Australia could store nuclear waste for other countries, Malcolm Turnbull says

Australia should “look closely” at expanding its role in the global nuclear energy industry, including leasing fuel rods to other countries and then storing the waste afterwards, Malcolm Turnbull has said.

But the prime minister said he was “sceptical” about whether Australia would ever build its own nuclear power stations to provide electricity to domestic customers, given the country had plentiful access to coal, gas, wind and solar sources.

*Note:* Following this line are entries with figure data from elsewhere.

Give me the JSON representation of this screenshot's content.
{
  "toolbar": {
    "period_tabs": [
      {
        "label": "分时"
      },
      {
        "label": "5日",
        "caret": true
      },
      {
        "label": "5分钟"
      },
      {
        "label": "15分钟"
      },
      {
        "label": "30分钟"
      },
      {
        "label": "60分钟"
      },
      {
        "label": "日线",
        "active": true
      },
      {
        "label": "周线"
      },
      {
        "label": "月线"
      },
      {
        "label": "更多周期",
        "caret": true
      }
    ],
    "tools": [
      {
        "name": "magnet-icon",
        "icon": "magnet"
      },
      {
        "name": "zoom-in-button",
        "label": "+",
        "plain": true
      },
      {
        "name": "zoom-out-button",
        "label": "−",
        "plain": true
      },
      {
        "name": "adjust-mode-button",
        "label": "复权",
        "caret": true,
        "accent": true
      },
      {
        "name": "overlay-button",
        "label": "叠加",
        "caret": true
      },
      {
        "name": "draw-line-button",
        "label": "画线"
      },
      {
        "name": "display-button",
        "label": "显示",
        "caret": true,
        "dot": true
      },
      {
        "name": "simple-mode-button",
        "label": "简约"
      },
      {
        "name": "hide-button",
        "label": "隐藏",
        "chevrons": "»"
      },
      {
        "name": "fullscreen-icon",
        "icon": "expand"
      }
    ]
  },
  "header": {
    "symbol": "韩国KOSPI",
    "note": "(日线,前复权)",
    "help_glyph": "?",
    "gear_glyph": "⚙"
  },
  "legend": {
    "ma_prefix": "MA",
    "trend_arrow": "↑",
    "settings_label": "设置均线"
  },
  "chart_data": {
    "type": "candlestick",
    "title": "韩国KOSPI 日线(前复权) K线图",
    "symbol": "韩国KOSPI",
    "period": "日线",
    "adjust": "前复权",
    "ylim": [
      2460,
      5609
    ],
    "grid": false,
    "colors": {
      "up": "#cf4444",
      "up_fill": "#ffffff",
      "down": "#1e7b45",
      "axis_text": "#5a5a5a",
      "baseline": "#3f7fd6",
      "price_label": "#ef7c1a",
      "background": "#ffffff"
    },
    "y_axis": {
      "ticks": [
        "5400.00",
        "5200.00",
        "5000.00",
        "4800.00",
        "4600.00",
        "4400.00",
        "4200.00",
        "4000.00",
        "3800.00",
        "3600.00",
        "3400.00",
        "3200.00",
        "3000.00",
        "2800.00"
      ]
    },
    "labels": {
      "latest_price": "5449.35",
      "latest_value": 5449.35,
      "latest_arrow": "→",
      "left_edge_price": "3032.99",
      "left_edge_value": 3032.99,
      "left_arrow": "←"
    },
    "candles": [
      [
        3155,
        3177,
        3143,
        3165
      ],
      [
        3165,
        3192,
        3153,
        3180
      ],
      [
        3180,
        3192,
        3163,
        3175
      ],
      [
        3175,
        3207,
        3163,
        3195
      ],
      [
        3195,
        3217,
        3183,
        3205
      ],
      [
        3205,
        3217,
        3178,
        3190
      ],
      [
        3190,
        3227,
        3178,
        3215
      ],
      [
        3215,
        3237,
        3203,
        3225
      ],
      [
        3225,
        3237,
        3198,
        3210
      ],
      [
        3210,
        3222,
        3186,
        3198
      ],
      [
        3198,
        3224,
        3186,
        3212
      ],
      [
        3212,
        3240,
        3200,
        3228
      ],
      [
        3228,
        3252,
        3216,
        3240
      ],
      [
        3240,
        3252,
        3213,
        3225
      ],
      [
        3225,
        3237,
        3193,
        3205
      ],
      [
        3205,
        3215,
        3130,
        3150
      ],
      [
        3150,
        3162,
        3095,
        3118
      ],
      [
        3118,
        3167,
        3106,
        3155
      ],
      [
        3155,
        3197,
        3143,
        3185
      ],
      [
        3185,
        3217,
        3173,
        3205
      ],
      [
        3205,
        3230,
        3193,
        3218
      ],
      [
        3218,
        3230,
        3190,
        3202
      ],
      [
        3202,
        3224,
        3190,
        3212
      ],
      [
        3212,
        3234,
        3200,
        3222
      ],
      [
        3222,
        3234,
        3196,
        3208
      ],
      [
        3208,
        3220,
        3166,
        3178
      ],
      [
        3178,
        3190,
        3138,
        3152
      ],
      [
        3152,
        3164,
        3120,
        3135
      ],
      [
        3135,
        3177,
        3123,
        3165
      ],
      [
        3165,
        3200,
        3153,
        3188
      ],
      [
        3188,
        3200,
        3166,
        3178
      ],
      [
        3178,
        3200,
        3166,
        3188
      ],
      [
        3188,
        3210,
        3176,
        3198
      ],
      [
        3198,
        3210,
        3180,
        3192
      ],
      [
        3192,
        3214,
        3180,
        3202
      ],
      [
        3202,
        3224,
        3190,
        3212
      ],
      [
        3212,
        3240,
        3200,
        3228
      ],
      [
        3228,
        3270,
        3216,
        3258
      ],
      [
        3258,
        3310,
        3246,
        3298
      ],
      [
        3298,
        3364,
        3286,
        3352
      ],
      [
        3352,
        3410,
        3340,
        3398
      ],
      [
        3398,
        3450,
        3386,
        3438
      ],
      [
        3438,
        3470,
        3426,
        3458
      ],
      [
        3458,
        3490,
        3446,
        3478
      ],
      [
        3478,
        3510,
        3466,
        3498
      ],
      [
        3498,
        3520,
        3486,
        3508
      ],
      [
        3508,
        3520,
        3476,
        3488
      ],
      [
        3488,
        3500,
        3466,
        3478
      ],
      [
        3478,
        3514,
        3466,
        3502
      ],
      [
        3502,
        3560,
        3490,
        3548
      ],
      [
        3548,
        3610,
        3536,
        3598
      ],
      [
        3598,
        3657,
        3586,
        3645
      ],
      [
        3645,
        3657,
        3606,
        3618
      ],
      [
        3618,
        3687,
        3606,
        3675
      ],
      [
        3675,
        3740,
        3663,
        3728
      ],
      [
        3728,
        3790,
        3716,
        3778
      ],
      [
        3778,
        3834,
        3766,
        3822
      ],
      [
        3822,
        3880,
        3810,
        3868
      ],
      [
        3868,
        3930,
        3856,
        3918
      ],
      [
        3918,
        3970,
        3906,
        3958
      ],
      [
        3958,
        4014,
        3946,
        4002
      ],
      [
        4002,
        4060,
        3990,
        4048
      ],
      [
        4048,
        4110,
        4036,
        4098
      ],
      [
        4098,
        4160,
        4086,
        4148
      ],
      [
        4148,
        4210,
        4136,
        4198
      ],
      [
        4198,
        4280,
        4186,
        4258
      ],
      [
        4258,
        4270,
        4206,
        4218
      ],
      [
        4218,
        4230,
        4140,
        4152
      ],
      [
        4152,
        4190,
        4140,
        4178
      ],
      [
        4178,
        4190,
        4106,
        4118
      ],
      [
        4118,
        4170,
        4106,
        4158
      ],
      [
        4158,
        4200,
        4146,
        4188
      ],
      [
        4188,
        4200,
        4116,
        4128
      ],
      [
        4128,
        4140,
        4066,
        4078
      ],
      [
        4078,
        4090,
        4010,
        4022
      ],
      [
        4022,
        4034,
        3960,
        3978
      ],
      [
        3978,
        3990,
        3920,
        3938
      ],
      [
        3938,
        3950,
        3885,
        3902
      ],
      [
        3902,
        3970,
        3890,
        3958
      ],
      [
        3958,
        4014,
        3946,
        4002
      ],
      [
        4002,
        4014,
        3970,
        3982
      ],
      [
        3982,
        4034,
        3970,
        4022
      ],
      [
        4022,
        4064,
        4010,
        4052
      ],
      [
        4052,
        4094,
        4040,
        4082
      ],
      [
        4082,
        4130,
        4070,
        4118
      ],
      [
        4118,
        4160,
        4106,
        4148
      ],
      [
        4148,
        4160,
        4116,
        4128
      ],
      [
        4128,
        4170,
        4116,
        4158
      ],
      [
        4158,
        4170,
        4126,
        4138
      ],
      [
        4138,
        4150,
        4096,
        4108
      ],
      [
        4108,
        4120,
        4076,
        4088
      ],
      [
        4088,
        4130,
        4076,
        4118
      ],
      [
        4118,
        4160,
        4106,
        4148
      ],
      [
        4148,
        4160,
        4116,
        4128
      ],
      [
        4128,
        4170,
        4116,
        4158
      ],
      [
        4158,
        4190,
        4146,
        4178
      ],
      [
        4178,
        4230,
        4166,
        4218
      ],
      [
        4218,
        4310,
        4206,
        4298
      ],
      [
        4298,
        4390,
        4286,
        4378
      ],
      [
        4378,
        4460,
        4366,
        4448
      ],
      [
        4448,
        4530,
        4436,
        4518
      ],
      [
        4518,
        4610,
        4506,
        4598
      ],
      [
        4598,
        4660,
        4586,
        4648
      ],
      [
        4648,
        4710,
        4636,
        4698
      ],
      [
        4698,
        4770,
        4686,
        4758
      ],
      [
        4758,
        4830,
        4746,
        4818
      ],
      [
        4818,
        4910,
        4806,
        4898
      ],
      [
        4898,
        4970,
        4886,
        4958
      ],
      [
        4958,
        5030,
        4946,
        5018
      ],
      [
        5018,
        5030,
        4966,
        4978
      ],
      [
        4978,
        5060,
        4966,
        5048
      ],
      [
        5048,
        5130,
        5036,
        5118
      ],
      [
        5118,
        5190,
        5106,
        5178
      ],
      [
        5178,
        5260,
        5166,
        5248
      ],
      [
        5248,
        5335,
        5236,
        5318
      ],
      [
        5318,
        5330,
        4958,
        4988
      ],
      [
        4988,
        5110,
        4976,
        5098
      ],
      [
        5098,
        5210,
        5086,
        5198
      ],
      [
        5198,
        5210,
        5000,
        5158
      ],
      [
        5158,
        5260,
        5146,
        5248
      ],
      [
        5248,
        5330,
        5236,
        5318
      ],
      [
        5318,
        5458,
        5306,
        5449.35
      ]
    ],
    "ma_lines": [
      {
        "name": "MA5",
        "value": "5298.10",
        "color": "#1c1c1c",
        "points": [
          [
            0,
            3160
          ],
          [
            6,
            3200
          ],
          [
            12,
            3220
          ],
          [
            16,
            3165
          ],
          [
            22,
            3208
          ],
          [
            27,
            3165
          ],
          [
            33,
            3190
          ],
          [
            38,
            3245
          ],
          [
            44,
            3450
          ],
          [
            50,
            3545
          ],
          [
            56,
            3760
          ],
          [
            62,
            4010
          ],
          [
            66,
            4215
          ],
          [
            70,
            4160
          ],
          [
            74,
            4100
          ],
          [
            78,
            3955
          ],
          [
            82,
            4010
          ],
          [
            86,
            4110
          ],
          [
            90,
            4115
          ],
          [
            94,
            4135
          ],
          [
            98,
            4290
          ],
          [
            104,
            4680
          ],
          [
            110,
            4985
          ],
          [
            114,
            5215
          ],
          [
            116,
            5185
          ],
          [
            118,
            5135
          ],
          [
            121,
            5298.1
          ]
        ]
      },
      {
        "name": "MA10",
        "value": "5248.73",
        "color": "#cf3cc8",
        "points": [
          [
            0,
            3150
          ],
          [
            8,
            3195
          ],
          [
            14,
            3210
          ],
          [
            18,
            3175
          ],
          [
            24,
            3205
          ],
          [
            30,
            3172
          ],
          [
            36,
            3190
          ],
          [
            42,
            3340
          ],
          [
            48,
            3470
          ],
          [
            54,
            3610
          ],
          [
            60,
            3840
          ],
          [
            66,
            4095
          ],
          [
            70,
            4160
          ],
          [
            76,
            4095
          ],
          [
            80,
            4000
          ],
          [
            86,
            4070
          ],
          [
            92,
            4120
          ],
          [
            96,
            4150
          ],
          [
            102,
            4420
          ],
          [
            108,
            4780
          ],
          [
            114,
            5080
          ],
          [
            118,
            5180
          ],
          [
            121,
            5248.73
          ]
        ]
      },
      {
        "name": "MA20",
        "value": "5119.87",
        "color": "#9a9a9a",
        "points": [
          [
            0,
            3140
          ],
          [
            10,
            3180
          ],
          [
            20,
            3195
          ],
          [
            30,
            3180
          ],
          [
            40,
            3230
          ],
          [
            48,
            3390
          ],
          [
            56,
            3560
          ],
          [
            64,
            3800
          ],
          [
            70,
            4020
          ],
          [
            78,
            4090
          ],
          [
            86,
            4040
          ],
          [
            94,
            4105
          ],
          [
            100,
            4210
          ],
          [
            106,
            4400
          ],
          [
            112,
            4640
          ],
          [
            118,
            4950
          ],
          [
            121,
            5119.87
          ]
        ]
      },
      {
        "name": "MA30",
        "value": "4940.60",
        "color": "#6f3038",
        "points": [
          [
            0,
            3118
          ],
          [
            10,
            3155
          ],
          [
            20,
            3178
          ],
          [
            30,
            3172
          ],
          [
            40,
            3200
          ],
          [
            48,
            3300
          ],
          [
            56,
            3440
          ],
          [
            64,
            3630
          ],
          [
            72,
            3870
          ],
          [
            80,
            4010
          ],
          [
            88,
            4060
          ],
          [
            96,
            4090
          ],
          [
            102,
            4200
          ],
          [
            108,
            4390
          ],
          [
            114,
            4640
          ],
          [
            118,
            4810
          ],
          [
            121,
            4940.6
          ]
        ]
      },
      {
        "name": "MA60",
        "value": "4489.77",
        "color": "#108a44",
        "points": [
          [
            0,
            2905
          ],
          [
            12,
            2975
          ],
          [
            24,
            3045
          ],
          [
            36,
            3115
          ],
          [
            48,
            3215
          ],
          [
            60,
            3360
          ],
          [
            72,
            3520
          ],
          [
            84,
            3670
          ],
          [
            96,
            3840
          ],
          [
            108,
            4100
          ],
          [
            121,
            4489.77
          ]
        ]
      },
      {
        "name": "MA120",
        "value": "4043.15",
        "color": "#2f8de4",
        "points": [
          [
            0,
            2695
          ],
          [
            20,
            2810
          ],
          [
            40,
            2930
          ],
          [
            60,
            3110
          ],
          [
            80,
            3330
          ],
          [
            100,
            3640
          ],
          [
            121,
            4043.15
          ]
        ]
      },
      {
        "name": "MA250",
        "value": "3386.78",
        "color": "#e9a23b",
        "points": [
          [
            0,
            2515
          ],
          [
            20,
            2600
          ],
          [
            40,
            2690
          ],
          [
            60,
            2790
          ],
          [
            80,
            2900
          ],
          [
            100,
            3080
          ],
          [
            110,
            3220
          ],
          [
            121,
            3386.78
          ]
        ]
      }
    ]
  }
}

Turnbull made the observations in a radio interview on Wednesday, a day after he named Dr Alan Finkel, a vocal advocate of nuclear power and the outgoing chancellor of Monash University, as Australia’s next chief scientist.

He was asked to weigh in on the issue during a visit to South Australia, where the state Labor government has launched a royal commission into options for participation in the nuclear fuel cycle. Turnbull praised the premier, Jay Weatherill, for setting up the inquiry.

“I was just talking about this with the cook in the cafe downstairs, when I was having some coffee and breakfast with Steve Marshall [the SA Liberal leader],” he told Adelaide radio station FiveAA.

“As Brett, the chef, was saying, and I think a lot of South Australians feel like this and it’s a perfectly reasonable view: we’ve got the uranium [and] we mine it; why don’t we process it, turn it into the fuel rods, lease them to people overseas; when they’re done, bring them back – and we’ve got very stable geology in remote locations and a stable political environment – and store them?

“That is a business that you could well imagine here.”

The Australian Conservation Foundation described Turnbull’s comments as “ill-considered” and warned that radioactive waste was “a complex and contested policy area”. “Radioactive waste presents serious environment, security and public health challenges – and it lasts a lot longer than any politician’s tenure,” said Dave Sweeney, a foundation campaigner. Greenpeace dismissed nuclear power as “an expensive distraction from the real solutions to climate change, like solar and wind power”. “It leaves a legacy of radioactive waste which remains dangerous for hundreds of thousands of years,” said Emma Gibson, head of program for Greenpeace Australia Pacific. “We only have to look at the Fukushima disaster in Japan to be reminded of the health, social and economic impacts of a nuclear accident, and to see that this is not a safe option for Australians.”